Now remember, I have been responsible for organising over 600 students to take on Kilimanjaro or walk the trail to Everest Base Camp. So far, the slate is clean, because we manage the issue before it becomes a problem !!

Of course there are other issues to address when hiking to ‘The Roof of Africa’ or trekking the trail to Everest Base Camp, the most obvious of which is very cold conditions. This is why we do whatever we can to meet with participants personally, or at the least have a very long chat over the phone with them to ensure they have the following gear and equipment before commencing their adventure.

  • Sleeping bag with liner for below zero freezing conditions – please check the rating.
  • Thermal underwear – top and bottoms – thermal socks are also handy.
  • 2 x Fleecy-lined ‘tracksuit-style’ pants and 2 x warm sweaters for cool nights.
  • Waterproof pants and waterproof / windproof ski Jacket – Outer Layer.
  • Raincoat/poncho long enough to also cover and protect your small daypack.
  • Gloves/mittens with liners or inners ** Must be waterproof.
  • Very warm balaclava plus beanie and neck warmer such as a woolen scarf.
  • Head lamp or small Maglight torch with spare batteries for night visits to the toilet.
  • Pair of thongs, flip flops or slip-ons for night visits and general wear.
  • Hiking boots – they must be comfortable, light weight, well worn, and waterproof.
  • 3 pairs of hiking socks, and 1 pair of hiking gators to ensure that no rain water seeps into feet.
  • Pair of joggers for easy walking days. Ones that you are happy to leave behind.
  • Waterproof cover** for large backpack, which can be hired for $ 5 US as of Jan 2011.
  • UV protective sunglasses or snow goggles
  • Thick garbage bag liners in which to put tomorrow’s clothes, or the dirty ones!
  • Bring some snack food for between meals on the Kilimanjaro trek ?
  • ‘Deep Heat’ for sore muscles,
  • Diamox for altitude sickness prevention & for ladies extra supply of hygienic products given possible effect of high altitude on menstrual cycle.
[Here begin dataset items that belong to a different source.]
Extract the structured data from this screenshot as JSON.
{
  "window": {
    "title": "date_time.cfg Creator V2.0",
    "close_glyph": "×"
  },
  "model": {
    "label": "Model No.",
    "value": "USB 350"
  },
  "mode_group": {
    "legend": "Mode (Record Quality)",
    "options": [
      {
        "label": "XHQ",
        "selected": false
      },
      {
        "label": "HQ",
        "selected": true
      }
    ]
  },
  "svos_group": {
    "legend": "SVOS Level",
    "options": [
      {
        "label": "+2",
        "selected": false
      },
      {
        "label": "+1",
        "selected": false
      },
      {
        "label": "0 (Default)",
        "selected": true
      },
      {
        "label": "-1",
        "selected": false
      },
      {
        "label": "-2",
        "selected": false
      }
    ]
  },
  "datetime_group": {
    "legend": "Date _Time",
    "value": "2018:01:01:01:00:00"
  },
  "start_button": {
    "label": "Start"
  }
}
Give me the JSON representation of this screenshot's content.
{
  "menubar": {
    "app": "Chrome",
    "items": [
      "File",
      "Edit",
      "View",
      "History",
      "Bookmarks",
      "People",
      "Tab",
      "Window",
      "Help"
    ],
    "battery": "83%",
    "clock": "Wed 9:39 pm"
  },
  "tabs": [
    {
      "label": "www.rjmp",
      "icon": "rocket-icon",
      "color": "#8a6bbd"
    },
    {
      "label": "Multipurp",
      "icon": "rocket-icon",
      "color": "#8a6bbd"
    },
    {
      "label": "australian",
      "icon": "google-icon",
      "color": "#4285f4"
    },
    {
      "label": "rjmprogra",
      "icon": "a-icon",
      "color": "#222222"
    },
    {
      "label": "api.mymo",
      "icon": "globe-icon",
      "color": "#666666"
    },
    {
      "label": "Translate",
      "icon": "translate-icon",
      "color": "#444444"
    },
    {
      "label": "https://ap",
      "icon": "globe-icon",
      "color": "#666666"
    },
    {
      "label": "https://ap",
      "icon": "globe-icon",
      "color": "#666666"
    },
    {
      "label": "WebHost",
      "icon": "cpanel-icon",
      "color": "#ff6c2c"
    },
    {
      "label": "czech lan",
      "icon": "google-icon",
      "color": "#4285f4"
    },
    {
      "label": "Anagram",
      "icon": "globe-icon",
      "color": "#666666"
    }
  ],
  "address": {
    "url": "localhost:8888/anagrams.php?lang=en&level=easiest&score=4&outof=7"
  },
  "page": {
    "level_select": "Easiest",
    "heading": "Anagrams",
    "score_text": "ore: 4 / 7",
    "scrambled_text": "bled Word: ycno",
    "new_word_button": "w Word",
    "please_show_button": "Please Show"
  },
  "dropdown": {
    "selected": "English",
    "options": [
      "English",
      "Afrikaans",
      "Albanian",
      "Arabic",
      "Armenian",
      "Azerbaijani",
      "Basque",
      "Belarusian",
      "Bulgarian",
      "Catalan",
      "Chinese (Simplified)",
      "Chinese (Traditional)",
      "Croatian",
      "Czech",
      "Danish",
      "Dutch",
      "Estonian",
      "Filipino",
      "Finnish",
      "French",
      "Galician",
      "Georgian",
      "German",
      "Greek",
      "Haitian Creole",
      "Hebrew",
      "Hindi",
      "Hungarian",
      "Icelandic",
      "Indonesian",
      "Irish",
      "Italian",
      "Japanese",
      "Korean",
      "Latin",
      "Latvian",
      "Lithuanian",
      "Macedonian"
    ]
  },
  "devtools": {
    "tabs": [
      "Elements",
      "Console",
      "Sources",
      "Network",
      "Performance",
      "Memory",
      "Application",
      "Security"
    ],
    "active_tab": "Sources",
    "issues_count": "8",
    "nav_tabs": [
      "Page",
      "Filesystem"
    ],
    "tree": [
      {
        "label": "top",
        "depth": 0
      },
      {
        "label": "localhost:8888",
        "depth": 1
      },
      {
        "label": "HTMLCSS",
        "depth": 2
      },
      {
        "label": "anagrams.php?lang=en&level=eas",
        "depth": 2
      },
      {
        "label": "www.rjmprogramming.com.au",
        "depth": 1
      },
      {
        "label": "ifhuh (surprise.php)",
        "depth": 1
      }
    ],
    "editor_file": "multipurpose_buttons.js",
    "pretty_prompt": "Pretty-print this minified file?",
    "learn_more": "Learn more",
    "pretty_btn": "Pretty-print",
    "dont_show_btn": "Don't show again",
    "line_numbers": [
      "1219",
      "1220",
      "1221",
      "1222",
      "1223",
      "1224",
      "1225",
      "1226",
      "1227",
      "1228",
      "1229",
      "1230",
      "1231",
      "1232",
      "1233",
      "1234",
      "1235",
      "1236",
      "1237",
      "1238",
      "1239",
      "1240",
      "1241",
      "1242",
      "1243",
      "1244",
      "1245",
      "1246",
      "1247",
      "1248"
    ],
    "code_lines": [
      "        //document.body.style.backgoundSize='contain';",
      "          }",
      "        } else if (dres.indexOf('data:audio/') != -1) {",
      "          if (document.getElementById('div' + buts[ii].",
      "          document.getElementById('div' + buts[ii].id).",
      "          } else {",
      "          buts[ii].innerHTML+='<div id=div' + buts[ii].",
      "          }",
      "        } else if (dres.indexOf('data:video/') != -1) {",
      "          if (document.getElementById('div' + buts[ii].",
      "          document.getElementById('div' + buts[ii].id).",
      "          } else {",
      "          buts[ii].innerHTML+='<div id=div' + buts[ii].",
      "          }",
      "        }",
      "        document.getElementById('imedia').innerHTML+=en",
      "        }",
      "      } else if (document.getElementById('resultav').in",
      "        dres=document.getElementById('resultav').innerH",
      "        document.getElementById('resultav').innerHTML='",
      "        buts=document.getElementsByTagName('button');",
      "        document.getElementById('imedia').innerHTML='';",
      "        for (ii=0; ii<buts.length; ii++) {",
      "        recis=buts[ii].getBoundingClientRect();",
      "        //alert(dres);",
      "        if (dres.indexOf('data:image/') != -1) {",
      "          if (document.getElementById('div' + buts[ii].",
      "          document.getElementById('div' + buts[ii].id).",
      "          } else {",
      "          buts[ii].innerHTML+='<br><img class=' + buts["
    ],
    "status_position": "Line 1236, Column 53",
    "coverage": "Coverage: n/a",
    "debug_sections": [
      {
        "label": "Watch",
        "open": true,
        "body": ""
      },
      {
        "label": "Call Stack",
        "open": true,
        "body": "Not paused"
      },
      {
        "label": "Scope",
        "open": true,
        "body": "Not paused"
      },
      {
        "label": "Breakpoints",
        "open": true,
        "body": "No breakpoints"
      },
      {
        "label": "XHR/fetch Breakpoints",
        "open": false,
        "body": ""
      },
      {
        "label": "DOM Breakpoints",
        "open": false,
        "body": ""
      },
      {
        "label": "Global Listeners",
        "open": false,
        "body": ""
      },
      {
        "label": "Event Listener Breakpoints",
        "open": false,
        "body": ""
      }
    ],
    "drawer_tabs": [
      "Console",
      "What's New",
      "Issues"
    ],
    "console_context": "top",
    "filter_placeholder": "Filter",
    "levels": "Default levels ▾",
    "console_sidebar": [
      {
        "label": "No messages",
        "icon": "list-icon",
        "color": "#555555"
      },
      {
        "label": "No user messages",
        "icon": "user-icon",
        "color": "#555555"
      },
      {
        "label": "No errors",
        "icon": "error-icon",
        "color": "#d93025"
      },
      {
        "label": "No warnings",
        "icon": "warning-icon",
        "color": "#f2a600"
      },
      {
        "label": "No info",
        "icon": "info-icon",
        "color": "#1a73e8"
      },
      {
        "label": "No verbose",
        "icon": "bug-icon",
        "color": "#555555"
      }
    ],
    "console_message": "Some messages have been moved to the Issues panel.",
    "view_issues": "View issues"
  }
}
Furthermore, we are very proud of our strong relationship with Kathmandu stores here in Australia from whom we are recognized as a Global Community Partner, allowing our participants to acquire this sometimes costly gear at prices closer to cost than they are to normal retail. Should the cost still feel prohibitive to your participation, then the opportunity to hire gear in Nepal, Tanzania or Peru is always offered.